To access the secured equipment, the technician approaches the enclosure, launches the mobile app, and a list of authorized keys along with the associated locked equipment locations are presented. The technician presses unlock on a key, which transmits the 128-bit encrypted Bluetooth signal to the lock controller, unlocking the door and sending a record of the access via the smartphone app to the cloud.
This is a highly secure approach. The electronic key loaded to the app will typically have a limited timeframe during which it can be used. If it expires, the technician must refresh the keys via connection the cloud for reauthorization. Additionally, since the lock controller is not tied to a network, it is not a point of vulnerability for hackers.

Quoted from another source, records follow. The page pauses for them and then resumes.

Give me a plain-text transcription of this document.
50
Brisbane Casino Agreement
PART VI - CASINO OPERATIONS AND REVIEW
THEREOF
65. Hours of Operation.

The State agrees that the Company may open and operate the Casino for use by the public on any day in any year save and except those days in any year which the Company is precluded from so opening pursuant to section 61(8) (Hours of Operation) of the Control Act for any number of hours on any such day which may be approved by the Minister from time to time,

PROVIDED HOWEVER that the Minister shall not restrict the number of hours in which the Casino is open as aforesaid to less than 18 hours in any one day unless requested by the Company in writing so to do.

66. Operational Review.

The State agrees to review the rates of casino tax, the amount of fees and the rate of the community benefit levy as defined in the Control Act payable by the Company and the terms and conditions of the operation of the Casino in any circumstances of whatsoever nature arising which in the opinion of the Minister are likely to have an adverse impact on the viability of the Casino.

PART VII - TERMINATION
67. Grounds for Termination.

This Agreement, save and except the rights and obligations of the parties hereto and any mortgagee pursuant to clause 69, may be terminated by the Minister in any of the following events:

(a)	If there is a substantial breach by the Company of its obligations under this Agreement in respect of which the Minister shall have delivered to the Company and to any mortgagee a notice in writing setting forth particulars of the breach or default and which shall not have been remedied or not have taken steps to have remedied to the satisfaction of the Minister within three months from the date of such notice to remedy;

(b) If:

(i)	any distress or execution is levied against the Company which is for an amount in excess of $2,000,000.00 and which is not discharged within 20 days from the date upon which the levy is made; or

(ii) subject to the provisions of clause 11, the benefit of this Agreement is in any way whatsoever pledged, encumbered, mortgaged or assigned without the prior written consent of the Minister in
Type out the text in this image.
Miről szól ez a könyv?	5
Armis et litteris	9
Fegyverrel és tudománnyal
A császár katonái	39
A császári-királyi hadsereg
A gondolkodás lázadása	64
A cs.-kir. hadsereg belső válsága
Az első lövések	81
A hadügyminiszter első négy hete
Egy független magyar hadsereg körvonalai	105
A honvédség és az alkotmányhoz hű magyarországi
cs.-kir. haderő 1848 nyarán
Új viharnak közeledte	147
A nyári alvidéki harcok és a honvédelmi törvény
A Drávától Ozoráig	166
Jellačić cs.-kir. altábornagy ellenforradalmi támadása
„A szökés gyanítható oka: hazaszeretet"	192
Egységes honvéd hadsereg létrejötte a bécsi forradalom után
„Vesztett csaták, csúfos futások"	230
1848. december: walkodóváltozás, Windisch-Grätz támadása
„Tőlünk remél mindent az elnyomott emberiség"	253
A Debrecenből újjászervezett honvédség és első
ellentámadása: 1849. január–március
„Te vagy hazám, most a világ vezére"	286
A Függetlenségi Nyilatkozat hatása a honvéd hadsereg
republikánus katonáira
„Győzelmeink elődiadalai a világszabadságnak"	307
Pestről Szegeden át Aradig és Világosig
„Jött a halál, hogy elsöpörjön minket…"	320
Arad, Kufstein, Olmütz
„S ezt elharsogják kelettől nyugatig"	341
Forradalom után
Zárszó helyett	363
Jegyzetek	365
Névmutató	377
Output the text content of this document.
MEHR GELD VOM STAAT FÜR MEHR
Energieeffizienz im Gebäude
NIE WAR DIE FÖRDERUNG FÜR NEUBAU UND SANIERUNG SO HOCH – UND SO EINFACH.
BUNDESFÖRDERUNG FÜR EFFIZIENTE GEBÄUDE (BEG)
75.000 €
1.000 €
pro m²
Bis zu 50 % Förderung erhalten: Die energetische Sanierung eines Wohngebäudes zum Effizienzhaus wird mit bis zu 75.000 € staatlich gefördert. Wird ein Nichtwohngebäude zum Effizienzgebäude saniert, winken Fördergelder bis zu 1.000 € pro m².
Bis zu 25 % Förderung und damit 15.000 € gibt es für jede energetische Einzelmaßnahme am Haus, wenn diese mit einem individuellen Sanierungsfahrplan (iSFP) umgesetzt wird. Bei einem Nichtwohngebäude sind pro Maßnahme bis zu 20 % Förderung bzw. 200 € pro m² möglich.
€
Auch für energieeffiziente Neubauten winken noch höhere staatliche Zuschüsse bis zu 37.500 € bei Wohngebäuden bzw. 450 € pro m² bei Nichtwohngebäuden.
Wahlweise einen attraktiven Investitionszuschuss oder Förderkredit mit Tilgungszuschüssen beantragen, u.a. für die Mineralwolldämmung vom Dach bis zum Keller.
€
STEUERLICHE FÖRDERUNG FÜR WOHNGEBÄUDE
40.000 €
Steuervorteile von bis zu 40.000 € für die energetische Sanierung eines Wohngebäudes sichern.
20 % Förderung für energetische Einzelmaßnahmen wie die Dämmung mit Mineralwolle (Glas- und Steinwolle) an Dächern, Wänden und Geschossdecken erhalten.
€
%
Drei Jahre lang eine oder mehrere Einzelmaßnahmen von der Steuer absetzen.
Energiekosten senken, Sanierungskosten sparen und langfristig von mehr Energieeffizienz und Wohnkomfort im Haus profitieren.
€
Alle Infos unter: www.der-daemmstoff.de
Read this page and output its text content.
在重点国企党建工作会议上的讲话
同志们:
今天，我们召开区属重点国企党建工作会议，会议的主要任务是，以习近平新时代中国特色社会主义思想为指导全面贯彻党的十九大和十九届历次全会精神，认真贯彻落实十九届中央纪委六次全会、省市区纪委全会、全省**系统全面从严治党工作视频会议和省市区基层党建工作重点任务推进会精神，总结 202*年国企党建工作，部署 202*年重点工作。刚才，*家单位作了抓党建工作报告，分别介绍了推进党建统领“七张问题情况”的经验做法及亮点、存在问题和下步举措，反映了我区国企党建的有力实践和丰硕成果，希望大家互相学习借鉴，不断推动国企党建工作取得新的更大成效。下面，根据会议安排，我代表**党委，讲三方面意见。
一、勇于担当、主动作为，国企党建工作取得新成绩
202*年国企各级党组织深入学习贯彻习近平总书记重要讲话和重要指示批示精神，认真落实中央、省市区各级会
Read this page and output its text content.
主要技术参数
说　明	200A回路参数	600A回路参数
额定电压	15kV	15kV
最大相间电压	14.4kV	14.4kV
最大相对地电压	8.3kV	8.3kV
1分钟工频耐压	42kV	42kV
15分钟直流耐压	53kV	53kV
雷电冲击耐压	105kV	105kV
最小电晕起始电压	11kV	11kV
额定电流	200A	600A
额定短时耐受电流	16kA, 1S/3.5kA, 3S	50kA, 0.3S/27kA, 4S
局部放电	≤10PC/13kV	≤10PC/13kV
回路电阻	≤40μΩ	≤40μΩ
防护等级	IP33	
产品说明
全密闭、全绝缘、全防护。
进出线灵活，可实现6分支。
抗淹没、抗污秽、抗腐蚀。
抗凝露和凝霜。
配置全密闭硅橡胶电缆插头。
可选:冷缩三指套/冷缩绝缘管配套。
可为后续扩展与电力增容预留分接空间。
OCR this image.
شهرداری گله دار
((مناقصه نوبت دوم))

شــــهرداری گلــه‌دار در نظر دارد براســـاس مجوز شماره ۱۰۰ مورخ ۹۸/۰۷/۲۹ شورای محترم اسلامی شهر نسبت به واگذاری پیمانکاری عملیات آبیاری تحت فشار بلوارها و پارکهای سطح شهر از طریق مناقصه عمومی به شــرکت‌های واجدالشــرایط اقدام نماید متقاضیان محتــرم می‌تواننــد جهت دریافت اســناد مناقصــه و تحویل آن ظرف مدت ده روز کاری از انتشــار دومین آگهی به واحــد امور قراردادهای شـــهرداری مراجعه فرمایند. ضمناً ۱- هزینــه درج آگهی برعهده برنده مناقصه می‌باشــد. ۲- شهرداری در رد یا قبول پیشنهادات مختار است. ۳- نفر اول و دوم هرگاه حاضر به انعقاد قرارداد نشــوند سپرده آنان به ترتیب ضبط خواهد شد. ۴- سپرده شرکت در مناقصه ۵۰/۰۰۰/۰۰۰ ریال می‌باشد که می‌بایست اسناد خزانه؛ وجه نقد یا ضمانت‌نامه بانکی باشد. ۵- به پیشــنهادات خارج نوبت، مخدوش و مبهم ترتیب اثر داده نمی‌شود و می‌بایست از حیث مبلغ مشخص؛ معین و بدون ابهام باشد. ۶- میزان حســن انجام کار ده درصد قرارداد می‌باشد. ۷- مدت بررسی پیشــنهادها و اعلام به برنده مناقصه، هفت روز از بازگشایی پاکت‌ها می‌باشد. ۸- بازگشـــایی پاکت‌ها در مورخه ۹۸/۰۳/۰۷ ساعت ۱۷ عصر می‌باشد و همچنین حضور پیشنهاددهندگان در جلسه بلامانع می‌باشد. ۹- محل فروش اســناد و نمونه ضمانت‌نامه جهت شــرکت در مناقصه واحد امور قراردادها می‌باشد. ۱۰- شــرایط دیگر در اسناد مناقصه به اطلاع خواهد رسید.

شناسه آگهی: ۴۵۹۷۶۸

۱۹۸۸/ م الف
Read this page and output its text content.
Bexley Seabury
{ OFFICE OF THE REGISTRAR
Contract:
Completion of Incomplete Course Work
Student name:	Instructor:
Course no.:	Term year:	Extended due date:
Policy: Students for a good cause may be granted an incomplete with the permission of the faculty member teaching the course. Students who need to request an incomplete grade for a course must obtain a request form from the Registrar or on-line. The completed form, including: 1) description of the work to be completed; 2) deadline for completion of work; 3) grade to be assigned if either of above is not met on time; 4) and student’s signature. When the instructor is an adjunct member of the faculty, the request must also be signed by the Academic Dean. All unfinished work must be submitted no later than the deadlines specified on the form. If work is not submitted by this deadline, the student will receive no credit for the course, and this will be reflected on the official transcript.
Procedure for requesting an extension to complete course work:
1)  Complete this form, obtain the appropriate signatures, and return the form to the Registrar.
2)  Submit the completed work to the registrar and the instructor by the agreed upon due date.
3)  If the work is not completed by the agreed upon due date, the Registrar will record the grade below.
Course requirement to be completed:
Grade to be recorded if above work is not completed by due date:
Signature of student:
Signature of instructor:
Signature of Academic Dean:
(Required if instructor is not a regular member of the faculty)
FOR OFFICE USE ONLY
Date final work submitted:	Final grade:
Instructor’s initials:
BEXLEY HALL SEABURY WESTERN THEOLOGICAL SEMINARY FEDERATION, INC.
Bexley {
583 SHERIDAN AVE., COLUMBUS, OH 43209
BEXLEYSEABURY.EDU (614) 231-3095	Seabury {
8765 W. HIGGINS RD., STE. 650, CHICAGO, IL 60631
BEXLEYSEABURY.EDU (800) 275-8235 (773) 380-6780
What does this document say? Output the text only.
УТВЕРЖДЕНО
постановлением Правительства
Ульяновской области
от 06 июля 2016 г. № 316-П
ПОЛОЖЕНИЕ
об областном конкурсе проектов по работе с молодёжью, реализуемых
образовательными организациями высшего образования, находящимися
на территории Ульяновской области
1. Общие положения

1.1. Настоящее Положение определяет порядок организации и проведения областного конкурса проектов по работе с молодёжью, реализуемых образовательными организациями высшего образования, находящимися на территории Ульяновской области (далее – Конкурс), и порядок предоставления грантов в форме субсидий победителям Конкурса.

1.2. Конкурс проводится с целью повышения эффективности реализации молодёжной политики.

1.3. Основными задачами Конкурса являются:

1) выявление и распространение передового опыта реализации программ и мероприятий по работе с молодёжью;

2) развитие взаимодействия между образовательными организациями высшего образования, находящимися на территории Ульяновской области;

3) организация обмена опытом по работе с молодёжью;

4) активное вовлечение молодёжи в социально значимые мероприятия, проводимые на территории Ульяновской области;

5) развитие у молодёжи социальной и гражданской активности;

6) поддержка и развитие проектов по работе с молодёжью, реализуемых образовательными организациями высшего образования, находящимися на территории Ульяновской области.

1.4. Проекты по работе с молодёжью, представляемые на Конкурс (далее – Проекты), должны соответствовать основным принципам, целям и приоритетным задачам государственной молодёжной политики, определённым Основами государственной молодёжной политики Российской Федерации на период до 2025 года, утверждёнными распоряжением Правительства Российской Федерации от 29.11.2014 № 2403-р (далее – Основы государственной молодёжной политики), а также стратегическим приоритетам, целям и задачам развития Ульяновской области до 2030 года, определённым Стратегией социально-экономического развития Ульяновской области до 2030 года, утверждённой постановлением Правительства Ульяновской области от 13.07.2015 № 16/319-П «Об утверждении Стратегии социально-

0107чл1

This approach is also very cost-effective. The principal cost is the equipment, adding the electronic lock and BLUETOOTH controller to each enclosure. The rest of the process is a cloud based, centralized platform for generating and communicating the keys to the end-use technicians, as well as the audit trail tracking for access.
It’s a scalable approach that is particularly applicable when needing to add electronic access to a large number of distributed enclosures. In situations where telecommunications companies and utilities outsource maintenance services to third-party companies, they can choose to outsource the access control and auditing functions as well—since the EAS platform is essentially standalone from the rest of the company’s enterprise networks.
Networked systems and equipment deployed throughout the modern world need to be both secured and easily accessed on an ongoing basis. While mechanical keys and locks do offer simple, basic protection, they can be difficult to manage and track.
Electronic access solutions provide significant benefits for physical security management, providing simplified credential management and audit trail monitoring. By using EAS platforms to better secure network-critical, widely distributed equipment enclosures, valuable and sensitive equipment can be better protected, and maintaining and servicing the equipment protected by these enclosures can be managed with efficiency, flexibility and maximum security.
EAS platforms that incorporate cloud based BLUETOOTH technology offer a simplified, scalable means of adding electronic access and control to distributed enclosures with minimal installation and setup. These solutions provide secure access and control without having to necessarily wire into a network or install additional hardware or software. As a result, cloud based Bluetooth-enabled electronic access systems can be used to elevate the physical security of networked enclosures with minimal cost and complexity.